Xavier of Buscaraons sent me a link to a brief but interesting post at kaleboel:
Cherif El-Shoubashy, first under-secretary for foreign cultural relations and president of the Cairo International Film Festival, has published a book called something like Long Live Arabic, Down With Sibawayh, Sibawayh being the Persian, Basra-trained linguist who, in al-Kitab, provided Arabic grammar with its tablets of stone. That was back in the eighth century, and El-Shoubashy’s point is that since the written language has changed considerably since then, since first millennium grammar is offputting to students, and since 81% of Muslims don’t speak Arabic anyway, it would be rational to contemplate reform.

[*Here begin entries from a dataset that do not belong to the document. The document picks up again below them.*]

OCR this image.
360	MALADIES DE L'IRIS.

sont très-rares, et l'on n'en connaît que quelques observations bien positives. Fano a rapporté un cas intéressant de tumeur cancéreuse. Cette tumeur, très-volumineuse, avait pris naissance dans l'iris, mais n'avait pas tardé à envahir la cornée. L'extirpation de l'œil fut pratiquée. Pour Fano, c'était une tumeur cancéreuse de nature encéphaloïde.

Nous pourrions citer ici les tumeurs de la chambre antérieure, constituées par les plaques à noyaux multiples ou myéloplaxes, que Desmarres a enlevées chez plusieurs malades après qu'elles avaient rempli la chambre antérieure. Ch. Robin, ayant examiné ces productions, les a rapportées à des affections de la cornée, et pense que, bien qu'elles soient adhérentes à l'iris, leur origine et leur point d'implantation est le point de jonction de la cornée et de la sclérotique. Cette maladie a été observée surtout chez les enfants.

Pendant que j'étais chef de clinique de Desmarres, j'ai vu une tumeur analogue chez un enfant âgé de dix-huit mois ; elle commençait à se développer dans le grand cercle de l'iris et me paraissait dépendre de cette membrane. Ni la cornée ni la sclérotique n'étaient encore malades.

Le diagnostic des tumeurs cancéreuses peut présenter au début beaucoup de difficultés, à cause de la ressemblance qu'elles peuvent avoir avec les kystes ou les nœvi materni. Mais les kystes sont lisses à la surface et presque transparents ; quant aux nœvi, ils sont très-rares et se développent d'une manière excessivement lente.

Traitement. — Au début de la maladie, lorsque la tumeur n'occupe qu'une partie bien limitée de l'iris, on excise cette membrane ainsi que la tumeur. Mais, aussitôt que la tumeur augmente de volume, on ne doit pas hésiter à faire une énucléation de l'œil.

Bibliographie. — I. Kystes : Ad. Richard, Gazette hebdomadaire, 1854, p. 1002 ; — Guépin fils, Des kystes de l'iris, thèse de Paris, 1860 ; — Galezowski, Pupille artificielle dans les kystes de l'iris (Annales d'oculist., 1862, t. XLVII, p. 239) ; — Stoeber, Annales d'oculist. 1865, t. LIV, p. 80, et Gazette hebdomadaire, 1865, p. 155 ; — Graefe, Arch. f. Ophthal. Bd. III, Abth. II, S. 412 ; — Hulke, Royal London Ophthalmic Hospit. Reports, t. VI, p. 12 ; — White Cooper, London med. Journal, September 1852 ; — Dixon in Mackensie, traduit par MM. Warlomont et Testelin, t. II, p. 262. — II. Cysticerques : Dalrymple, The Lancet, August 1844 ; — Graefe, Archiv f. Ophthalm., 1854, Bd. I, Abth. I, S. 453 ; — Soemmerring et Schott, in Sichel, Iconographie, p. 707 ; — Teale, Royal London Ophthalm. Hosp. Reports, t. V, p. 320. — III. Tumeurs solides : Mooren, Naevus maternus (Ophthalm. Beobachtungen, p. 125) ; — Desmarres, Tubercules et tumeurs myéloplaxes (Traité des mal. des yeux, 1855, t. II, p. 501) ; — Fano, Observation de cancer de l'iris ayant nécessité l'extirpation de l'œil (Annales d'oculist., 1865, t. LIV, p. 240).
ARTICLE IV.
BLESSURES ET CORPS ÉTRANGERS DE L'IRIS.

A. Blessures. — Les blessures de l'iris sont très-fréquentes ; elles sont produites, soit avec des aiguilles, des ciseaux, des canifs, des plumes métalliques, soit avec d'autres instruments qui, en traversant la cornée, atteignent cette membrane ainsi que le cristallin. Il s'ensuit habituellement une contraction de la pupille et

I’m guessing the proposal is unlikely to go anywhere; at any rate, there’s more available (if you read Spanish) here.
The politics of this are staggering! You’re probably right: Given the conservative atmosphere, and given the close connection between grammar and exegesis, even less likely to catch on than the Mutamathil font, which simplifies the writing system for computerized display. The fine points of grammar are, as my old prof used to say, hell, but consciousness of the grammatical subtleties also allows modern writers of fusha to evoke a long and rich rhetorical tradition and assume that readers will be able to follow them. The same kind of hazing ritual that Latin, or reciting Chaucer’s General Prologue in the original, was for English schoolboys once upon a time, without which no Byron and Shelley. Modernizing teaching methods while still hewing to tradition would be widely appreciated, though, by modern Muslims, I bet. Sibawayh for Dummies, anyone?